The weather has been nasty for the last week or so, but today it came out nice and I finally got back into the garden and caught up on all my weeding. My garden seems to survive my bouts of uselessness and carry on without me. The potatoes are coming along and so are my cabbages. I don’t want to push my luck though and I’m trying to get outside more often (especially since I found some little caterpillars munching away on one of my broccoli plants).

Lush potato plants

The coriander had gone to seed and had to be pulled up. As the seedlings I had inside also died, that leaves me with no coriander. It’s possible some of the seeds from the plant have landed somewhere good and started sprouting, but with the wind we have they’re probably two or three houses over. Now that I know I can grow seedlings, I will get some coriander seeds next time I’m in town and start again.
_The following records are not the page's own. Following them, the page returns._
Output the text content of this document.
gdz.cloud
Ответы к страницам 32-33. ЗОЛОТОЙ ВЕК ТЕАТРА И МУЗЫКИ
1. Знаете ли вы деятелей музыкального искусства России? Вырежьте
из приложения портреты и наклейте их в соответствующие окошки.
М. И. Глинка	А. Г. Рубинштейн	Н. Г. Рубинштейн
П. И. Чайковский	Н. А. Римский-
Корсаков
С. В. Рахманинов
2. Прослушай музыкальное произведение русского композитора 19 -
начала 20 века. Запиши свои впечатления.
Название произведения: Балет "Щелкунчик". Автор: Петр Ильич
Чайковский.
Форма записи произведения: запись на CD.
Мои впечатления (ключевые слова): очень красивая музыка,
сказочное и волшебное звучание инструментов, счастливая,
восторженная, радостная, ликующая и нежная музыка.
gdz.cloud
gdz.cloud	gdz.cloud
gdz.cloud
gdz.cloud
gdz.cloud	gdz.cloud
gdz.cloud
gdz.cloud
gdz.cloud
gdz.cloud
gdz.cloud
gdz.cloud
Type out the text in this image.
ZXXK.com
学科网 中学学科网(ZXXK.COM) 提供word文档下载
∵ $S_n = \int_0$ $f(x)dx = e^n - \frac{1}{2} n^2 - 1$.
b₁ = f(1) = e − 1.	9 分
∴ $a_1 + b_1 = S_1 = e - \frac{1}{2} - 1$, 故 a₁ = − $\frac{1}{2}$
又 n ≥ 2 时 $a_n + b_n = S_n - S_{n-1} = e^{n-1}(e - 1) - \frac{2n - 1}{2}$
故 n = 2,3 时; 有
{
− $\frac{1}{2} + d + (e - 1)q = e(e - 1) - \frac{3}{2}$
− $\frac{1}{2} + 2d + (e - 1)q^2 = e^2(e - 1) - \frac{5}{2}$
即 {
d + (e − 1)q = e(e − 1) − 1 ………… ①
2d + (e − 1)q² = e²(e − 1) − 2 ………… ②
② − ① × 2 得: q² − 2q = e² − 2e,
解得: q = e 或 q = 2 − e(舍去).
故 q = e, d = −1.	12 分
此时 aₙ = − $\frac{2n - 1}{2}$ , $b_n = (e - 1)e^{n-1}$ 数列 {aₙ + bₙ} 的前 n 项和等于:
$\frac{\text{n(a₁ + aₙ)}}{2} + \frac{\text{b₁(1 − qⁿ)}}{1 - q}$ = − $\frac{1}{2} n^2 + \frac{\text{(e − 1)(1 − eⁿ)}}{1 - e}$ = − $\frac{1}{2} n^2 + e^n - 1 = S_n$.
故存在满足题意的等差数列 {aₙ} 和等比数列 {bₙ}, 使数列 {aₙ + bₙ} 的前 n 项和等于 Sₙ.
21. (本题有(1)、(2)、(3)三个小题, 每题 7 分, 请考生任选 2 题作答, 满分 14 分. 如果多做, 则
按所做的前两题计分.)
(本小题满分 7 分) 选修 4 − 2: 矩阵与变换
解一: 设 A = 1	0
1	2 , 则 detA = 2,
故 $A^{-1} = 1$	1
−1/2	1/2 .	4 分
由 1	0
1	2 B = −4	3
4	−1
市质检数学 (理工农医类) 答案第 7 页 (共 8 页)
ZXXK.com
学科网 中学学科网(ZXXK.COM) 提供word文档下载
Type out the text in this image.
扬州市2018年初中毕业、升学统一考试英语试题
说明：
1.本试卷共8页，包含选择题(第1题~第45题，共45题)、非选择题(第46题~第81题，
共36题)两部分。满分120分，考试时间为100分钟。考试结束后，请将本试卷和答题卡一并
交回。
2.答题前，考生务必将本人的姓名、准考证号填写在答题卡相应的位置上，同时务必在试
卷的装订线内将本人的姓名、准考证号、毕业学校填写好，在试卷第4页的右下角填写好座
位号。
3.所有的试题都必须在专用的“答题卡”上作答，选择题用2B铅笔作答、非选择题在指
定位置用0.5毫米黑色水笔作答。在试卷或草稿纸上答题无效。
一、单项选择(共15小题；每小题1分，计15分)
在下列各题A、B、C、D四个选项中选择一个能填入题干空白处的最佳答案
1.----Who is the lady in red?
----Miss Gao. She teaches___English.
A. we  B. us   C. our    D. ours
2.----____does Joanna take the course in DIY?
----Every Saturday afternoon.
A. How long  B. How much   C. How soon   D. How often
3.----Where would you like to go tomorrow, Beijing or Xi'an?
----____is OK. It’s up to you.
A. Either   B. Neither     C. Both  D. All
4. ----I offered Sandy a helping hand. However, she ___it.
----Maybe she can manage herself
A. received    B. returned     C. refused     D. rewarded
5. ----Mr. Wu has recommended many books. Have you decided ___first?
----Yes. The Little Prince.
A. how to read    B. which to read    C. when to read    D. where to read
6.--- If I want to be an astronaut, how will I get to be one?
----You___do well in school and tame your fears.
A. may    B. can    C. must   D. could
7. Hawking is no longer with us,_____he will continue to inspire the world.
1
I will also be getting some sun block because while I was weeding and puttering about I got sunburnt. I don’t think I’ve been this badly burnt since I was a kid. I’d forgotten how much it hurts.

A lot. It hurts a lot.

Come November’s Pesto Lasagna

This recipe doesn’t come from All Things Herbal. But it comes from someone else’s project, and it looked like a good way to use up some more of the parsley.

This is Come November’s Pesto Lasagna, from his site The Recipe Vault Project, which has heaps of great recipes.

Because this recipe comes from chefs I thought it would be hard so I gave myself heaps of time. But the pesto was surprisingly easy to assemble. And, unlike the parsley soup, I managed to keep the ingredients in the blender and off the bench.

Pesto

The recipe called for tomato sauce and I guess a proper chef would have made one from scratch. I used a can of Watties pasta sauce as a base and added the other ingredients to that.

Tomato Sauce

I didn’t make my own pasta either.

Draining the pasta

The recipe called for creamy creamy havarti, thinly sliced. This cheese is delicious but being creamy it doesn’t slice easily. I pretty much butchered the block I bought. It is also quite expensive and if I make this again (which I almost certainly will) I will probably just use whatever cheese we have.

Once all the elements were ready I built it up in layers.

Layering it on up

I messed up the layers a bit, it should have been pasta on top of the cheese and then tomato sauce. But I went straight to the sauce after cheese.  I has some left over sauce and so I just added another layer. Then it went into the oven for forty minutes.

In the oven

And came out looking delicious.

Lasagna

So I served it up …

Ready to eat

and ate it.

I've eaten and eaten well

This recipe was a total success. It was easy to make and very tasty. It’s a good way to use up the parsley and  I will be making it again.